SUSHI: This item is related to the one above. After the fish is dead, a kitchen truck wheels up, a door opens and a sous chef takes the fish and sets it on a big wooden tray attached to the front passenger-side window. With that, a top-rated Michelin chef with a big knife and a white toff hat emerges from the kitchen truck and dices, slices and doles out the fish as a stunning just-caught sushi appetizer with soy, ginger, rice and spicy green wasabi onto silver plates held by the sous chef. It’s then served to everyone. $14,500.
DINNER: After servers replace the plates with fresh ones, another chef, a James Beard Award winner, brings out platters of just-killed red lobsters, salads, double-baked potatoes in their jackets and melted butter for everyone. A decorated sommelier appears carrying two bottles of the finest East End wine, to stand alongside a young maiden offering empty wine glasses to everyone, except for the driver, of course, and then asks “Vin blanc ou rouge?” Samples are poured, swirled, sniffed, sipped and then, if acceptable, imbibed from the now -full glasses. “Bon appetit!” the assistant chirps. Both then leave. $14,900.
YOUR NOVEL: A computer is wheeled up. Speak your book’s plot into a chatbot. A minute later, the computer’s printer thumps out 100 hardcover copies of your 300-page novel and hands them in. $53,000.
COUTURE: Two very slender and wispy people, either men, women or whatever, approach the car on the passenger side bearing the very latest frocks, shoes, hats and sunglasses and then, uninvited, leap in, and whether you like it or not, violently rip off everyone’s dated clothes to luxuriously and carefully reclothe everyone in the most up-to-the-minute fashions imaginable. Alors! $74,000.
MASSAGE: A group of masseuses, one to a customer, climb through the open windows with oils, ointments and creams, velcrow a series of small red curtains to the padded ceilings of the car’s interior so all the passengers can be squeezed, smacked and rubbed in private for 20 minutes or until the people in the car behind begin honking. $80,000.
TENNIS: The current winner of the U.S. Open will thwack a ball into your car so a designated passenger can thwack it back for 10 minutes. $90,800.
FUNDRAISER: A giant-screen interactive TV is suction-cupped to the hood of your car so that, after speeches given by the emcee, honoree and comedian, you may participate interactively in a fundraiser auction for charity, using paddles handed through the car windows.
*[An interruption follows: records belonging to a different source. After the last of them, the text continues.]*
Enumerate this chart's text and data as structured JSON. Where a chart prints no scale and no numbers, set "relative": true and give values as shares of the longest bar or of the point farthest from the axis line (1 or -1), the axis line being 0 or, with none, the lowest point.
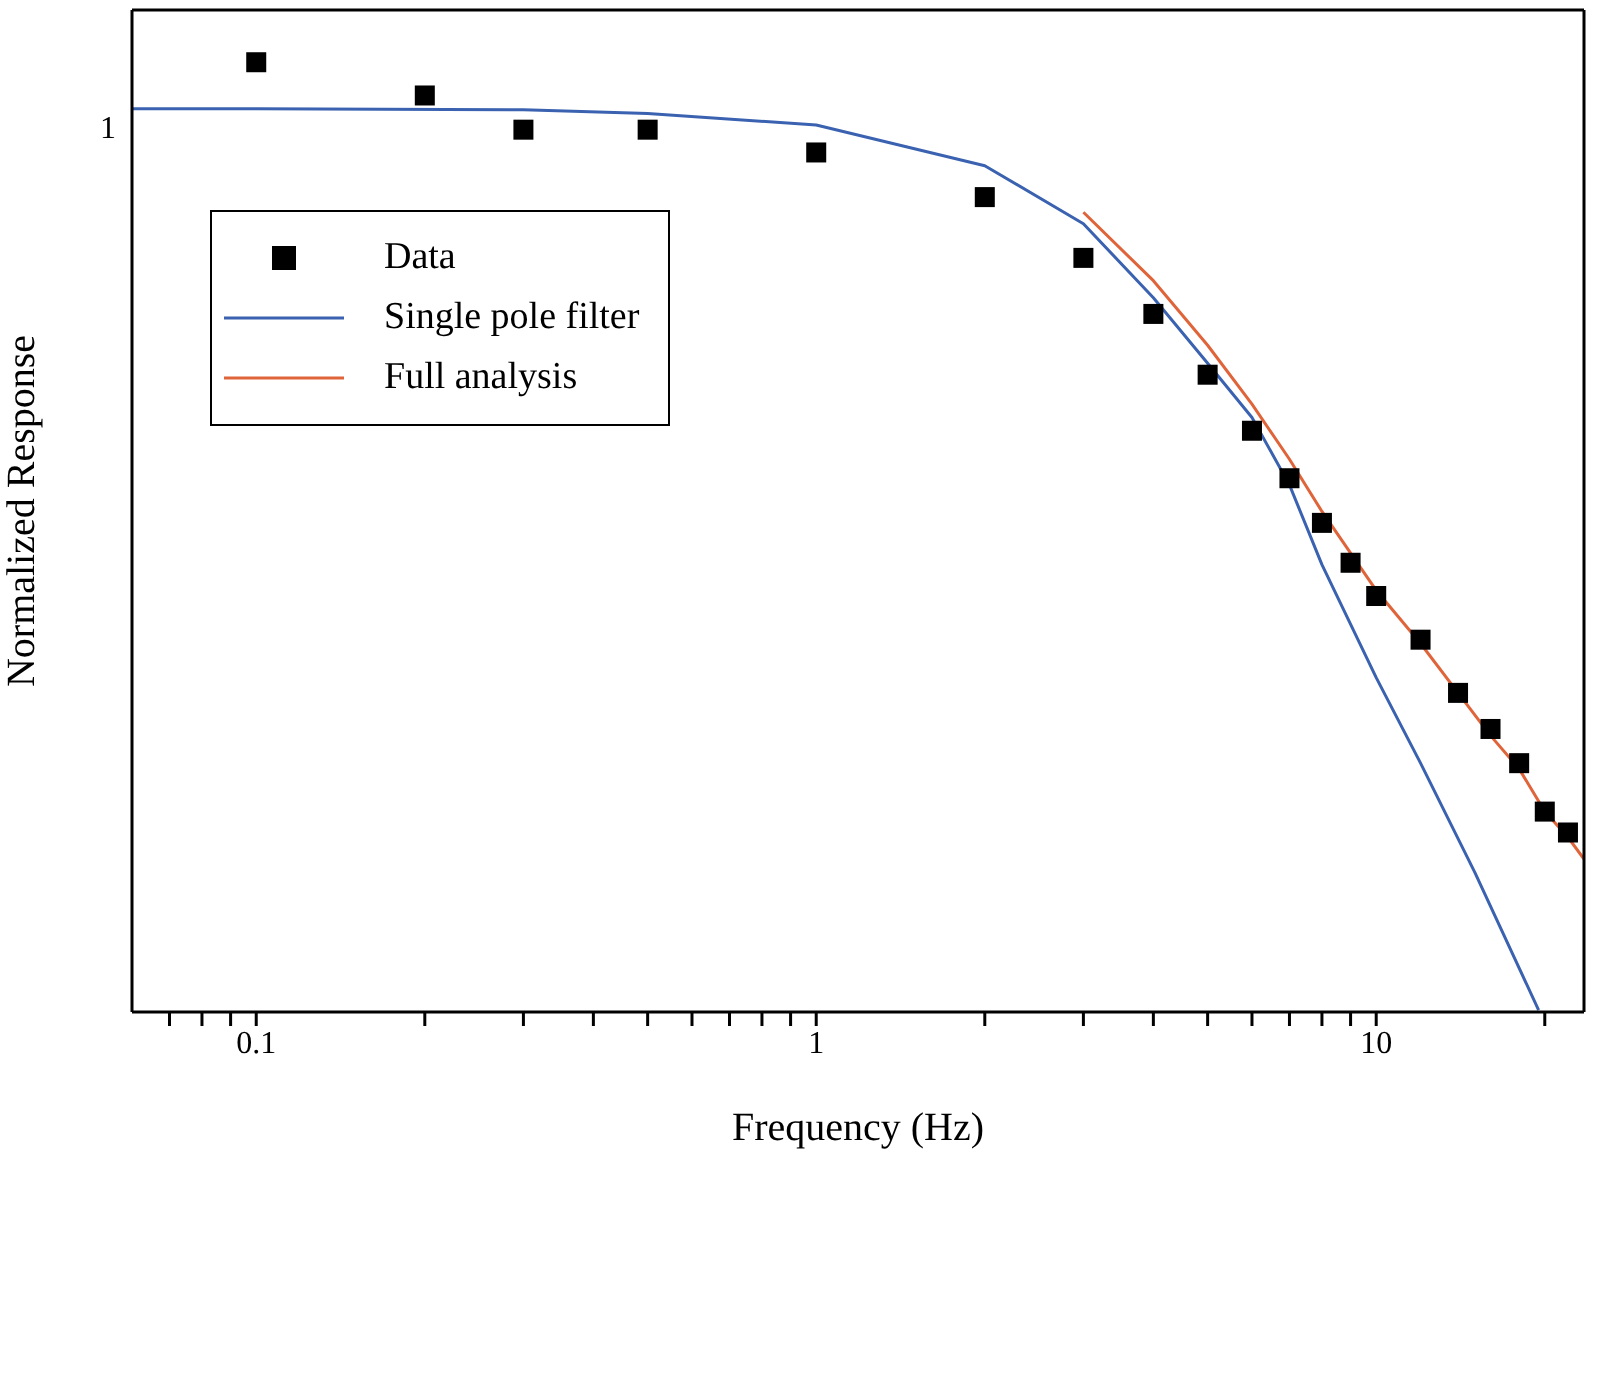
{
  "chart_data": {
    "type": "line",
    "xlabel": "Frequency (Hz)",
    "ylabel": "Normalized Response",
    "log": "x",
    "legend": "top left",
    "relative": true,
    "annotations": [
      "1"
    ],
    "xlim": [
      0.06,
      23.5
    ],
    "xticks": [
      {
        "value": 0.07,
        "label": null
      },
      {
        "value": 0.08,
        "label": null
      },
      {
        "value": 0.09,
        "label": null
      },
      {
        "value": 0.1,
        "label": "0.1"
      },
      {
        "value": 0.2,
        "label": null
      },
      {
        "value": 0.3,
        "label": null
      },
      {
        "value": 0.4,
        "label": null
      },
      {
        "value": 0.5,
        "label": null
      },
      {
        "value": 0.6,
        "label": null
      },
      {
        "value": 0.7,
        "label": null
      },
      {
        "value": 0.8,
        "label": null
      },
      {
        "value": 0.9,
        "label": null
      },
      1,
      {
        "value": 2,
        "label": null
      },
      {
        "value": 3,
        "label": null
      },
      {
        "value": 4,
        "label": null
      },
      {
        "value": 5,
        "label": null
      },
      {
        "value": 6,
        "label": null
      },
      {
        "value": 7,
        "label": null
      },
      {
        "value": 8,
        "label": null
      },
      {
        "value": 9,
        "label": null
      },
      10,
      {
        "value": 20,
        "label": null
      }
    ],
    "series": [
      {
        "name": "Data",
        "type": "scatter",
        "marker": "square",
        "color": "#000000",
        "x": [
          0.1,
          0.2,
          0.3,
          0.5,
          1,
          2,
          3,
          4,
          5,
          6,
          7,
          8,
          9,
          10,
          12,
          14,
          16,
          18,
          20,
          22
        ],
        "values": [
          1.0,
          0.965,
          0.929,
          0.929,
          0.905,
          0.858,
          0.794,
          0.735,
          0.671,
          0.612,
          0.562,
          0.515,
          0.473,
          0.438,
          0.392,
          0.336,
          0.298,
          0.262,
          0.211,
          0.189
        ]
      },
      {
        "name": "Single pole filter",
        "marker": "none",
        "color": "#3a62b0",
        "x": [
          0.06,
          0.1,
          0.3,
          0.5,
          1,
          2,
          3,
          4,
          5,
          6,
          7,
          8,
          10,
          12,
          15,
          19.5
        ],
        "values": [
          0.951,
          0.951,
          0.95,
          0.946,
          0.934,
          0.891,
          0.83,
          0.752,
          0.683,
          0.626,
          0.555,
          0.471,
          0.352,
          0.262,
          0.147,
          0.002
        ]
      },
      {
        "name": "Full analysis",
        "marker": "none",
        "color": "#e0643a",
        "x": [
          3,
          4,
          5,
          6,
          7,
          8,
          10,
          12,
          14,
          16,
          18,
          20,
          22,
          23.5
        ],
        "values": [
          0.842,
          0.77,
          0.702,
          0.64,
          0.582,
          0.527,
          0.444,
          0.388,
          0.336,
          0.291,
          0.256,
          0.211,
          0.184,
          0.161
        ]
      }
    ]
  }
}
Free.
THE FINALE: A 30-minute documentary about the Hamptons will be shown on the TV screen still atop your car’s hood. A learned narrator, perhaps Bob Caro, will lecture about windmills, Bonackers, high society, horse shows, polo, celebrities and hedgerows. Free.
CANCELLATION? Not allowed. All costs paid in advance. No refunds. However, those canceling may keep the mechanical dog as a souvenir.